Sheinbaum se reúne con Ebrard y Greer en Palacio Nacional por revisión del T-MEC
Sheinbaum, Ebrard y el representante de EU, Jamieson Greer, avanzan en diálogo clave rumbo a la revisión del T-MEC.
El futuro del comercio en América del Norte comenzó a definirse en Palacio Nacional. La presidenta de México, Claudia Sheinbaum, sostuvo una reunión clave con el secretario de Economía, Marcelo Ebrard, y el representante comercial de Estados Unidos, Jamieson Greer, para avanzar en la revisión del T-MEC, en un encuentro que marca el arranque político de una negociación estratégica para la región.
La cita se realizó el 20 de abril de 2026 en la Ciudad de México, en medio de expectativas sobre posibles ajustes al tratado comercial entre México, Estados Unidos y Canadá. El encuentro tuvo como eje central establecer las bases para una revisión “constructiva” del acuerdo, en palabras del propio Greer, quien destacó la importancia de mantener la cooperación económica entre los tres países.
Un encuentro clave rumbo a la revisión del T-MEC
Desde su llegada a México, Jamieson Greer dejó claro que el objetivo de su visita era avanzar en el diálogo bilateral. En Palacio Nacional, sostuvo conversaciones con Sheinbaum y Ebrard en un contexto donde la revisión del Tratado entre México, Estados Unidos y Canadá (T-MEC) se perfila como uno de los procesos económicos más relevantes de los próximos meses.
El secretario de Economía, Marcelo Ebrard, ha señalado que las negociaciones formales se prevén para iniciar en la semana del 25 de mayo de 2026, por lo que este encuentro funciona como una etapa preparatoria para definir agendas, prioridades y posibles puntos de tensión.
Durante la reunión, se abordaron temas clave como el fortalecimiento de las cadenas de suministro, la competitividad regional y la estabilidad del comercio trilateral, en un momento en que América del Norte busca consolidarse frente a otros bloques económicos.
Industria automotriz y acero, en el centro de la discusión
Uno de los puntos más sensibles de la revisión del T-MEC es el relacionado con sectores estratégicos. La industria automotriz y el acero fueron identificados como áreas prioritarias en las conversaciones, debido a su impacto directo en la economía de los tres países.
México ha buscado posicionarse como un actor clave en la producción automotriz, mientras que Estados Unidos ha impulsado políticas para fortalecer su industria nacional. Este equilibrio será uno de los principales retos en la negociación.

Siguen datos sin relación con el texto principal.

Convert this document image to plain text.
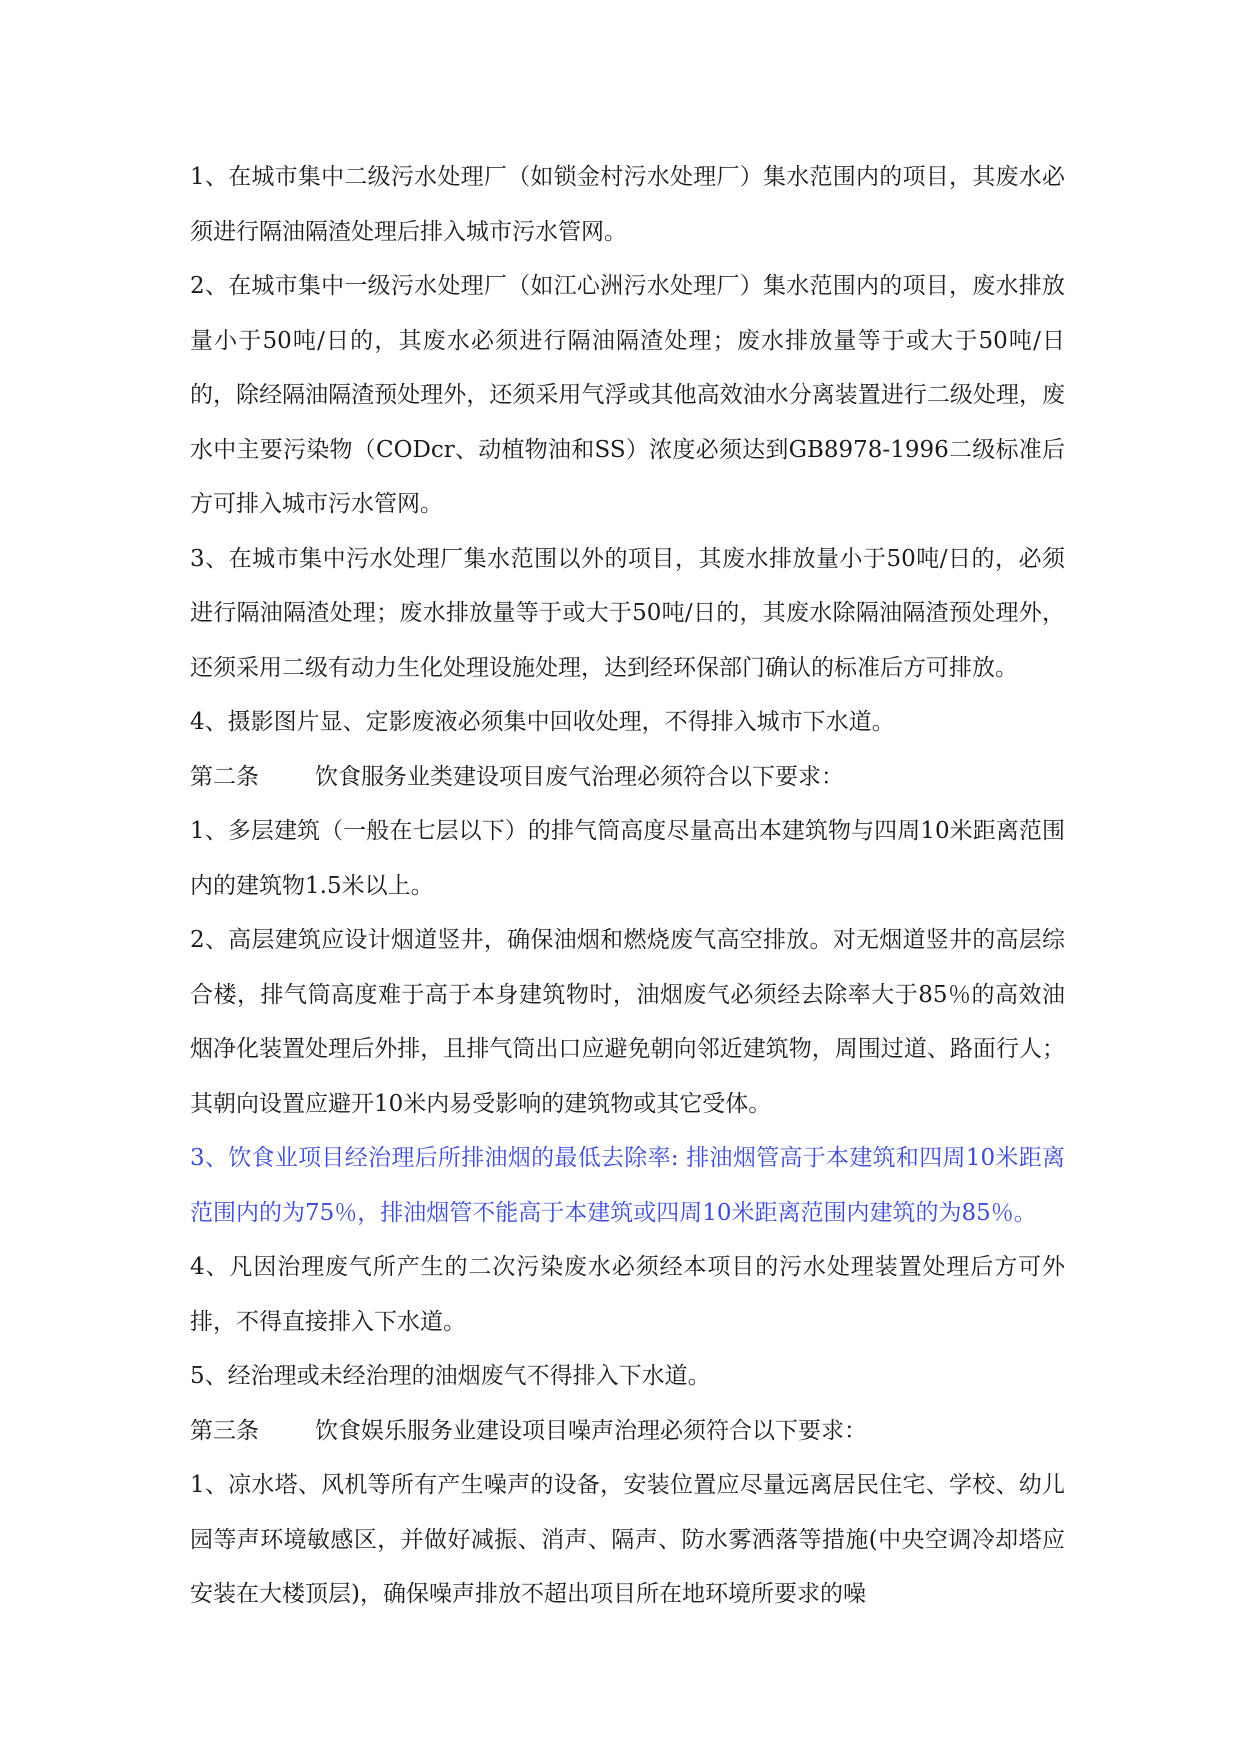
1、在城市集中二级污水处理厂（如锁金村污水处理厂）集水范围内的项目，其废水必须进行隔油隔渣处理后排入城市污水管网。

2、在城市集中一级污水处理厂（如江心洲污水处理厂）集水范围内的项目，废水排放量小于50吨/日的，其废水必须进行隔油隔渣处理；废水排放量等于或大于50吨/日的，除经隔油隔渣预处理外，还须采用气浮或其他高效油水分离装置进行二级处理，废水中主要污染物（CODcr、动植物油和SS）浓度必须达到GB8978-1996二级标准后方可排入城市污水管网。

3、在城市集中污水处理厂集水范围以外的项目，其废水排放量小于50吨/日的，必须进行隔油隔渣处理；废水排放量等于或大于50吨/日的，其废水除隔油隔渣预处理外，还须采用二级有动力生化处理设施处理，达到经环保部门确认的标准后方可排放。

4、摄影图片显、定影废液必须集中回收处理，不得排入城市下水道。

第二条 饮食服务业类建设项目废气治理必须符合以下要求：

1、多层建筑（一般在七层以下）的排气筒高度尽量高出本建筑物与四周10米距离范围内的建筑物1.5米以上。

2、高层建筑应设计烟道竖井，确保油烟和燃烧废气高空排放。对无烟道竖井的高层综合楼，排气筒高度难于高于本身建筑物时，油烟废气必须经去除率大于85％的高效油烟净化装置处理后外排，且排气筒出口应避免朝向邻近建筑物，周围过道、路面行人；其朝向设置应避开10米内易受影响的建筑物或其它受体。

3、饮食业项目经治理后所排油烟的最低去除率: 排油烟管高于本建筑和四周10米距离范围内的为75％，排油烟管不能高于本建筑或四周10米距离范围内建筑的为85％。

4、凡因治理废气所产生的二次污染废水必须经本项目的污水处理装置处理后方可外排，不得直接排入下水道。

5、经治理或未经治理的油烟废气不得排入下水道。

第三条 饮食娱乐服务业建设项目噪声治理必须符合以下要求：

1、凉水塔、风机等所有产生噪声的设备，安装位置应尽量远离居民住宅、学校、幼儿园等声环境敏感区，并做好减振、消声、隔声、防水雾洒落等措施(中央空调冷却塔应安装在大楼顶层)，确保噪声排放不超出项目所在地环境所要求的噪
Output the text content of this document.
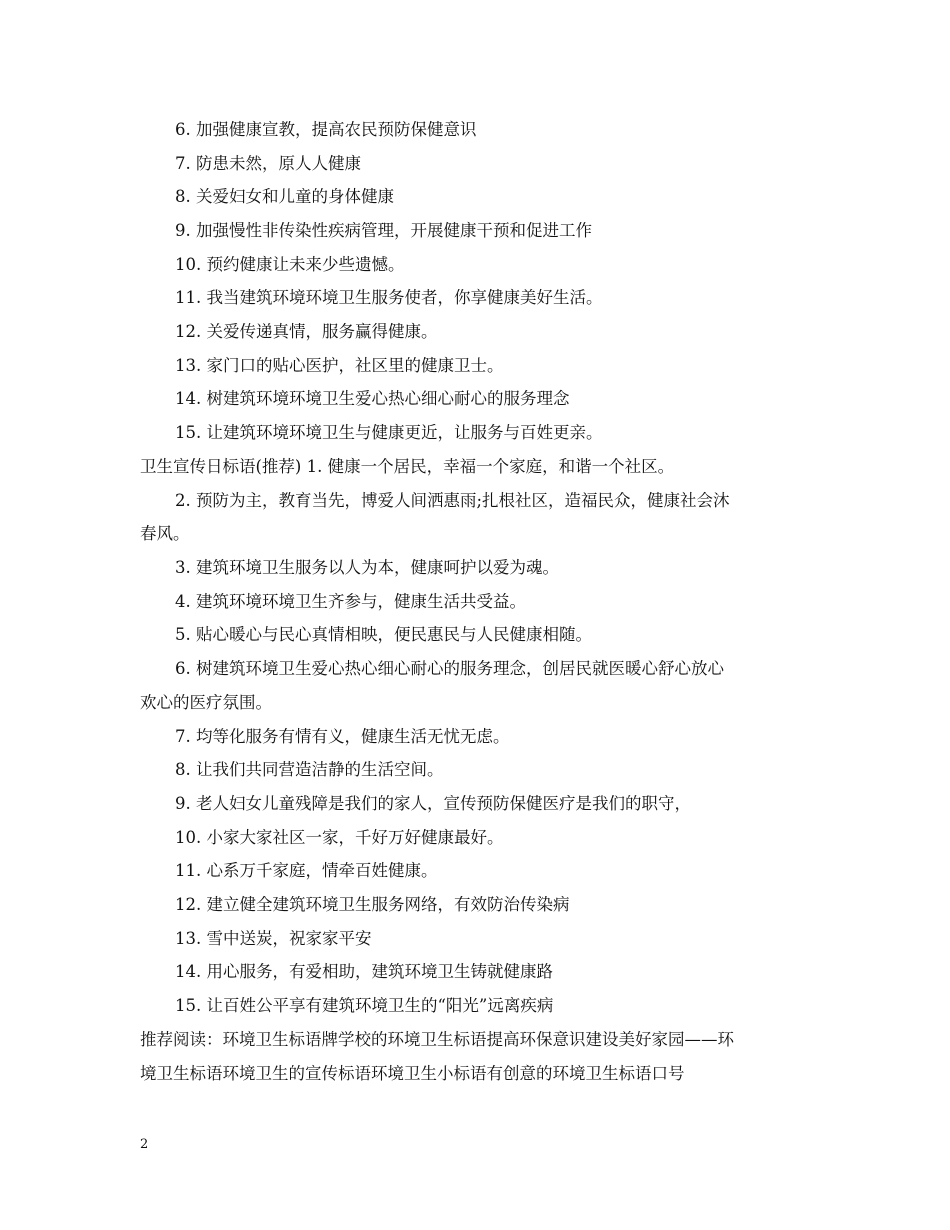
6. 加强健康宣教，提高农民预防保健意识
7. 防患未然，原人人健康
8. 关爱妇女和儿童的身体健康
9. 加强慢性非传染性疾病管理，开展健康干预和促进工作
10. 预约健康让未来少些遗憾。
11. 我当建筑环境环境卫生服务使者，你享健康美好生活。
12. 关爱传递真情，服务赢得健康。
13. 家门口的贴心医护，社区里的健康卫士。
14. 树建筑环境环境卫生爱心热心细心耐心的服务理念
15. 让建筑环境环境卫生与健康更近，让服务与百姓更亲。
卫生宣传日标语(推荐) 1. 健康一个居民，幸福一个家庭，和谐一个社区。
2. 预防为主，教育当先，博爱人间洒惠雨;扎根社区，造福民众，健康社会沐
春风。
3. 建筑环境卫生服务以人为本，健康呵护以爱为魂。
4. 建筑环境环境卫生齐参与，健康生活共受益。
5. 贴心暖心与民心真情相映，便民惠民与人民健康相随。
6. 树建筑环境卫生爱心热心细心耐心的服务理念，创居民就医暖心舒心放心
欢心的医疗氛围。
7. 均等化服务有情有义，健康生活无忧无虑。
8. 让我们共同营造洁静的生活空间。
9. 老人妇女儿童残障是我们的家人，宣传预防保健医疗是我们的职守，
10. 小家大家社区一家，千好万好健康最好。
11. 心系万千家庭，情牵百姓健康。
12. 建立健全建筑环境卫生服务网络，有效防治传染病
13. 雪中送炭，祝家家平安
14. 用心服务，有爱相助，建筑环境卫生铸就健康路
15. 让百姓公平享有建筑环境卫生的“阳光”远离疾病
推荐阅读：环境卫生标语牌学校的环境卫生标语提高环保意识建设美好家园——环
境卫生标语环境卫生的宣传标语环境卫生小标语有创意的环境卫生标语口号
2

Además, se ha puesto sobre la mesa la necesidad de garantizar condiciones equitativas para los productores, así como de evitar medidas que puedan afectar la integración regional.

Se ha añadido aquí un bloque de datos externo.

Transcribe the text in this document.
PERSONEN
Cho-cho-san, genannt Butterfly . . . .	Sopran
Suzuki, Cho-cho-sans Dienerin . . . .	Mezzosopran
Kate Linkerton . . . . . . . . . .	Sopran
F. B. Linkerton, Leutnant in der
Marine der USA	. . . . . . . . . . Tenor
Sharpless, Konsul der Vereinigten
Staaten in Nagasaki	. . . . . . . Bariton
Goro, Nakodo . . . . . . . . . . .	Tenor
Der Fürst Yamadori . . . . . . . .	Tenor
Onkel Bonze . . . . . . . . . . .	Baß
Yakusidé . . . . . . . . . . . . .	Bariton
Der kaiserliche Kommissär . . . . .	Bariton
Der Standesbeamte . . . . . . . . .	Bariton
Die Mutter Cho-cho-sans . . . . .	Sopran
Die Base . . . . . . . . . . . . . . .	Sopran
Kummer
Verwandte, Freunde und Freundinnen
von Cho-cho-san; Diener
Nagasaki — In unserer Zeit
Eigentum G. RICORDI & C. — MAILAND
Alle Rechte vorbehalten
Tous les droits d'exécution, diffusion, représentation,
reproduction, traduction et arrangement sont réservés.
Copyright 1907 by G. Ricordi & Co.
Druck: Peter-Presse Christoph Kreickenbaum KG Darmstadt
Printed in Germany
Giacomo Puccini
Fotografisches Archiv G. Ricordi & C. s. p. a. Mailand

Un diálogo en medio de tensiones comerciales globales
El encuentro ocurre en un contexto internacional complejo, marcado por tensiones comerciales y reconfiguración de cadenas de suministro. América del Norte busca consolidarse como un bloque competitivo frente a Asia y Europa, lo que aumenta la relevancia de la revisión del T-MEC.
Jamieson Greer subrayó que Estados Unidos apuesta por un tratado que beneficie a las tres economías, mientras que México ha insistido en la necesidad de mantener un enfoque de cooperación y crecimiento conjunto.
La administración de Sheinbaum ha dejado claro que defenderá los intereses nacionales, pero sin romper con la lógica de integración que ha caracterizado al tratado desde su entrada en vigor en 2020.
Lo que sigue en la negociación
Aunque el encuentro concluyó sin anuncios concretos, sentó las bases para una etapa más formal de negociaciones que comenzará en mayo. En las próximas semanas, se espera que equipos técnicos de ambos países trabajen en la definición de propuestas específicas.
El gobierno mexicano también ha iniciado consultas con sectores productivos para fortalecer su posición en la mesa de negociación. Este proceso incluye a industrias clave que podrían verse impactadas por los cambios al tratado.
Un momento decisivo para la economía regional
La revisión del T-MEC no es un trámite menor. Se trata de un proceso que podría redefinir las reglas del comercio en América del Norte en los próximos años, con implicaciones directas para millones de empleos y empresas.
Lo ocurrido en Palacio Nacional marca el inicio de una etapa que combinará diplomacia, economía y estrategia política. Y aunque aún no hay definiciones finales, el mensaje es claro: México, Estados Unidos y Canadá se preparan para una negociación que pondrá a prueba la solidez de su integración económica.
Porque más allá de los acuerdos técnicos, lo que está en juego es el rumbo de una de las regiones comerciales más importantes del mundo.